USACE in Two Rivers (WI) for Breakwater Repairs

Business & Finance

The U.S. Army Corps of Engineers personnel and equipment from Kewaunee are mobilized at the City of Two Rivers’ Lake Michigan harbor to undertake emergency repairs to the south breakwater.

According to the city report, the tugs Kenosha and Racine, and the crane barge Manitowoc are at work on this project.

The south breakwater was extended further into Lake Michigan in 2003, in conjunction with a repair and rehabilitation project in 2003, to serve as a “wave attenuating structure.” The new structure was essentially a rubble mound with a poured concrete cap/walkway, intended to help dissipate the energy of waves rolling into the harbor channel from Lake Michigan.

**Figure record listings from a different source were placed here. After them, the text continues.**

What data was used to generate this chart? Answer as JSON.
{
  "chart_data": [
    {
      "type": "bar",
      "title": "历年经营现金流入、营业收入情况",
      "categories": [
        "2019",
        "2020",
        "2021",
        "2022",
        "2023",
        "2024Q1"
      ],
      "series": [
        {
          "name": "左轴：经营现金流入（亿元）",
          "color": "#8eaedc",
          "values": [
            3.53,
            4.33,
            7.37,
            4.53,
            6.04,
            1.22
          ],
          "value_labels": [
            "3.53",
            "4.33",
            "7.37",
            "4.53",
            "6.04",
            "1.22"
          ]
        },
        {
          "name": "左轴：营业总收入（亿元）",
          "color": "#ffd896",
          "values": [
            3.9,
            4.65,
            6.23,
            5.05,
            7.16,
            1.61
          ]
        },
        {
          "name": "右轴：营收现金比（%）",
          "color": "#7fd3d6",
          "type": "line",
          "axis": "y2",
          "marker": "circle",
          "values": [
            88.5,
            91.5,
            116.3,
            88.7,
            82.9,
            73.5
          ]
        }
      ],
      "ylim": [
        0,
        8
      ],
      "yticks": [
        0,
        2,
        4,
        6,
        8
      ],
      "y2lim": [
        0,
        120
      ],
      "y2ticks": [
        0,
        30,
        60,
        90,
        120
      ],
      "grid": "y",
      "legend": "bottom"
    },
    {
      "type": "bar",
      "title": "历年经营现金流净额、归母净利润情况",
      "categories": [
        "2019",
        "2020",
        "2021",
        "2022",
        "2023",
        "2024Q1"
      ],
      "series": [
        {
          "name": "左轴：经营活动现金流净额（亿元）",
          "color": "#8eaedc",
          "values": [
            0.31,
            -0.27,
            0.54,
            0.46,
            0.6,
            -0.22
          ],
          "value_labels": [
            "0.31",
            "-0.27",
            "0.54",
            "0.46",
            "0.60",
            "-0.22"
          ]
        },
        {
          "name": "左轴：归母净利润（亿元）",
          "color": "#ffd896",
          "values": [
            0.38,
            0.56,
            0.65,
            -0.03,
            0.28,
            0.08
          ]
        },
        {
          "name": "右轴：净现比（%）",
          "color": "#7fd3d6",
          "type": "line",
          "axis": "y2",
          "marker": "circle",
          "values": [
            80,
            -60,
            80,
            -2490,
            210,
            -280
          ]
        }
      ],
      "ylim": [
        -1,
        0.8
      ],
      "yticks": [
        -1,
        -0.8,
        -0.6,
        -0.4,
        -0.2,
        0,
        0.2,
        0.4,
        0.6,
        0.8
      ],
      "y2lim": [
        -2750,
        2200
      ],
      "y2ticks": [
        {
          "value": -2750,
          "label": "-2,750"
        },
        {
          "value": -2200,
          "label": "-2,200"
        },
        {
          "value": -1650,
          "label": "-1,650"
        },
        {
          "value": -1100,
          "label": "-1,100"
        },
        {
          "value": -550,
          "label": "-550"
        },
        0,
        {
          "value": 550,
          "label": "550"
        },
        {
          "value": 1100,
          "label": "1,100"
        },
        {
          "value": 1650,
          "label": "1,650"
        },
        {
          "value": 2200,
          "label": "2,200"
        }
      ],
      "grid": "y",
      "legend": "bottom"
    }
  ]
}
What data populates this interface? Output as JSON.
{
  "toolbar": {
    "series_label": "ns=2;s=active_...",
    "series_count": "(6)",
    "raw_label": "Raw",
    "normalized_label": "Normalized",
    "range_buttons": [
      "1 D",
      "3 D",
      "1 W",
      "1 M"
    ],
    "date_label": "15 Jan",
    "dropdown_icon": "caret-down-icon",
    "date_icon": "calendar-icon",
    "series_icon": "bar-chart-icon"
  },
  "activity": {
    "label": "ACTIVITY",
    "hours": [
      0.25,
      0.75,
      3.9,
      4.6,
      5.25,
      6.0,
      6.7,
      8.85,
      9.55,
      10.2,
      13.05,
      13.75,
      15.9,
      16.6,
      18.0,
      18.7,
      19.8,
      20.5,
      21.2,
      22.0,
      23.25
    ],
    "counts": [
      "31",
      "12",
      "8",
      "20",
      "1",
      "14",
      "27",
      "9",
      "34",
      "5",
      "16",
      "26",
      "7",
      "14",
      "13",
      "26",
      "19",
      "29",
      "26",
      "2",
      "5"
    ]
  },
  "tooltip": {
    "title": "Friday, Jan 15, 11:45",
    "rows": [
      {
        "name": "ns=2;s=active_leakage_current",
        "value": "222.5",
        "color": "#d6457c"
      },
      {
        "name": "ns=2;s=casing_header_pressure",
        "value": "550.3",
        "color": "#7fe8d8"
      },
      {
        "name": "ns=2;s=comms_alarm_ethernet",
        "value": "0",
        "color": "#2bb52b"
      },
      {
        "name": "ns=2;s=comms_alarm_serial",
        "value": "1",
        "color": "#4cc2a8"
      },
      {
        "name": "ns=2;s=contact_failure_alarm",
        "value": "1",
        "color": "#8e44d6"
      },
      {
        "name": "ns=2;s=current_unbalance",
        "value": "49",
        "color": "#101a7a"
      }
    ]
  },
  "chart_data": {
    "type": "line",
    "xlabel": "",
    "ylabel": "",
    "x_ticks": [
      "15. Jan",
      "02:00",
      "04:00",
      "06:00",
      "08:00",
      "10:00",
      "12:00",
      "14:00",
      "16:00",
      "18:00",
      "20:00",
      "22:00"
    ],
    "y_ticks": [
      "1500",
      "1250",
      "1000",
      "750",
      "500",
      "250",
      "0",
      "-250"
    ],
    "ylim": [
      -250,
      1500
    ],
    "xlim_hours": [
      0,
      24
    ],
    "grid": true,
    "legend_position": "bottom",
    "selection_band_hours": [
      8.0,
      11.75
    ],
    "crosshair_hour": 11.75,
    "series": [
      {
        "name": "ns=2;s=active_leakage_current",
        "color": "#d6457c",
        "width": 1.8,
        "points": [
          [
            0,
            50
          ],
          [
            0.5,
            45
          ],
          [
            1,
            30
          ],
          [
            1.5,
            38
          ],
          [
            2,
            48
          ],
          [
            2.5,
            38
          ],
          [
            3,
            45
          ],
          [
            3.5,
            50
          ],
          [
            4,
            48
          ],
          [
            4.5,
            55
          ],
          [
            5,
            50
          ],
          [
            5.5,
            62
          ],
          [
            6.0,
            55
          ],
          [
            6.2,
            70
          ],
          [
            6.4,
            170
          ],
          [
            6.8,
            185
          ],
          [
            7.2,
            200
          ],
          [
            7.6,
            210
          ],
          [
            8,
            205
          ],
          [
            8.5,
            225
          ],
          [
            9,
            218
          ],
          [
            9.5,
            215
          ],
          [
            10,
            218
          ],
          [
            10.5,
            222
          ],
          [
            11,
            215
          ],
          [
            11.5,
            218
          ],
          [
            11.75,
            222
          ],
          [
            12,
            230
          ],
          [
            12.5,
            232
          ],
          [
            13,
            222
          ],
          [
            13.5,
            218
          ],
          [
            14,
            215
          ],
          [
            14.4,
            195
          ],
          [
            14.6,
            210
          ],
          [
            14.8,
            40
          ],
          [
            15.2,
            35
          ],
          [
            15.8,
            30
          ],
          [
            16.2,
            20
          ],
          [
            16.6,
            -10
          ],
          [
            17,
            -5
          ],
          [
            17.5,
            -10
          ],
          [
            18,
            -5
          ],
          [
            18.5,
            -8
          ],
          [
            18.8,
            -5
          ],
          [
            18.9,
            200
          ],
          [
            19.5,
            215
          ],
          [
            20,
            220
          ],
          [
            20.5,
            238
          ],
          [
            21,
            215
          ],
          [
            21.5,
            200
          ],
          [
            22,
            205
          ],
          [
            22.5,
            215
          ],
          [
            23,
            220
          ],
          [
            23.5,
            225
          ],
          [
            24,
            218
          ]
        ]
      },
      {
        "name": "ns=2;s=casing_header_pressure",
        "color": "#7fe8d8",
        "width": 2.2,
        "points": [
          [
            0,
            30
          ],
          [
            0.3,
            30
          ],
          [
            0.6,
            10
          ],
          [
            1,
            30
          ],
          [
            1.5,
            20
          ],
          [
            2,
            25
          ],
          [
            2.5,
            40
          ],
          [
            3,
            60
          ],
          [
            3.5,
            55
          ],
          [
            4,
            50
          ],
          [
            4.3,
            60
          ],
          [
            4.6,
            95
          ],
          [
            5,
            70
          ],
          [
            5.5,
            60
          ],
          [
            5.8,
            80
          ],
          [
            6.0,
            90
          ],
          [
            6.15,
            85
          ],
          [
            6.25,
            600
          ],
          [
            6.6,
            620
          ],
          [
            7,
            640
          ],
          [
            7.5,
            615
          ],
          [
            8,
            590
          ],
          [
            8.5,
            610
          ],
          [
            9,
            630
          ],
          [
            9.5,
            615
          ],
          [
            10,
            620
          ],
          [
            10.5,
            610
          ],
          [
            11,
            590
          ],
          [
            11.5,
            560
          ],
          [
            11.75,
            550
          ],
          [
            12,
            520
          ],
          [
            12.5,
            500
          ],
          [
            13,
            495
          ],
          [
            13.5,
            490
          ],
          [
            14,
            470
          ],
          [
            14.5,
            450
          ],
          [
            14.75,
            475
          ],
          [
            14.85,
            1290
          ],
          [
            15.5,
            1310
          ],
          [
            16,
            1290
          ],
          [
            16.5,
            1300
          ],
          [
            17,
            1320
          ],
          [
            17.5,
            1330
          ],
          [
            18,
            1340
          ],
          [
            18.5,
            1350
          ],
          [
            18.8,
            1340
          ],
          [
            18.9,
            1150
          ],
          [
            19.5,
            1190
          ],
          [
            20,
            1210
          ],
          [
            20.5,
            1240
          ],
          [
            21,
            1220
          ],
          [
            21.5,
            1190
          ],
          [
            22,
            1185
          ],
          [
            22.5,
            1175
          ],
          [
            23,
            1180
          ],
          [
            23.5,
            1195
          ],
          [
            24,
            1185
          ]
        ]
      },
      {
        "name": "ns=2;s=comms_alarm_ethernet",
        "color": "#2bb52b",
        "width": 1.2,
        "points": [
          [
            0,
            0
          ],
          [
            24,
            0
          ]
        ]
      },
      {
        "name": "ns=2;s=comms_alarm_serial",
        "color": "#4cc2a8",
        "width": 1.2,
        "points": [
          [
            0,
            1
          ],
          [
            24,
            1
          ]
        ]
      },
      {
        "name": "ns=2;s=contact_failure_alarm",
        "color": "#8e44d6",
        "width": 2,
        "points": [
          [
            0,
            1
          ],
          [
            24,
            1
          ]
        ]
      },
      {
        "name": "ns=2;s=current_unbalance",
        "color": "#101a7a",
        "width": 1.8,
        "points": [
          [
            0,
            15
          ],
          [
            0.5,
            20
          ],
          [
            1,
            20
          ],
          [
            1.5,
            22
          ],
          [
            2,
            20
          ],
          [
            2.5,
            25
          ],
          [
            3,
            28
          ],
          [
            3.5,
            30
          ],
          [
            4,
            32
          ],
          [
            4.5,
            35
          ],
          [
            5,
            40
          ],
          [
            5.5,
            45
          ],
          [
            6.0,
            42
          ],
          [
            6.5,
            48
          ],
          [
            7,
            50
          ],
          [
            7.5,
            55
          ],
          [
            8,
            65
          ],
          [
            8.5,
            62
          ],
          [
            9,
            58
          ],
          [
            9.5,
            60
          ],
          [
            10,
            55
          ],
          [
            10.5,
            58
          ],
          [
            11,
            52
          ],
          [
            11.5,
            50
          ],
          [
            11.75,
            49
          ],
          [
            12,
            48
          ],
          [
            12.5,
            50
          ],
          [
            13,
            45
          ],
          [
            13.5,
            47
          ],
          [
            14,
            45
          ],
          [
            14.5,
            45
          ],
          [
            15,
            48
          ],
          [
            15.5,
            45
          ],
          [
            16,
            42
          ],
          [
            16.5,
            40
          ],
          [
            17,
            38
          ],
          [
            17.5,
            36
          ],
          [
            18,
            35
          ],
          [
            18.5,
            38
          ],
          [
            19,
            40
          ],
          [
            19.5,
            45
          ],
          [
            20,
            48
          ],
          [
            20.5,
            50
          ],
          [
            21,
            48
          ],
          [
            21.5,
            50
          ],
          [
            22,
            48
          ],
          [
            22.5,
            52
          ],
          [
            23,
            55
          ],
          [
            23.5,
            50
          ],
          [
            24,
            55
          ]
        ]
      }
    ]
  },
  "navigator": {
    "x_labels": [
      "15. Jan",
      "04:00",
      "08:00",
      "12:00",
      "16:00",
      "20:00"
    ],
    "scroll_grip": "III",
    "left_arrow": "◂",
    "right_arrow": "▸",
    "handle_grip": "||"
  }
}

The need for emergency repairs was first noted in the Summer of 2015, when local U.S. Coast Guard personnel noticed that armor stone around the tip of the breakwater had settled or become displaced, causing the concrete walkway to be undermined.

Over the next week, USACE will be placing small diameter stone along either side of the walkway at the outer end of the pier, to block off the sides of the void beneath the walkway.

They will bore holes through the concrete cap and concrete trucks will drive out onto the pier (but not onto the 2003 extension) to pump an estimated 20-30 cubic yards of concrete into the void.

Additional armor stone will then be placed around the outer tip of the structure, to better protect it against the forces of Lake Michigan.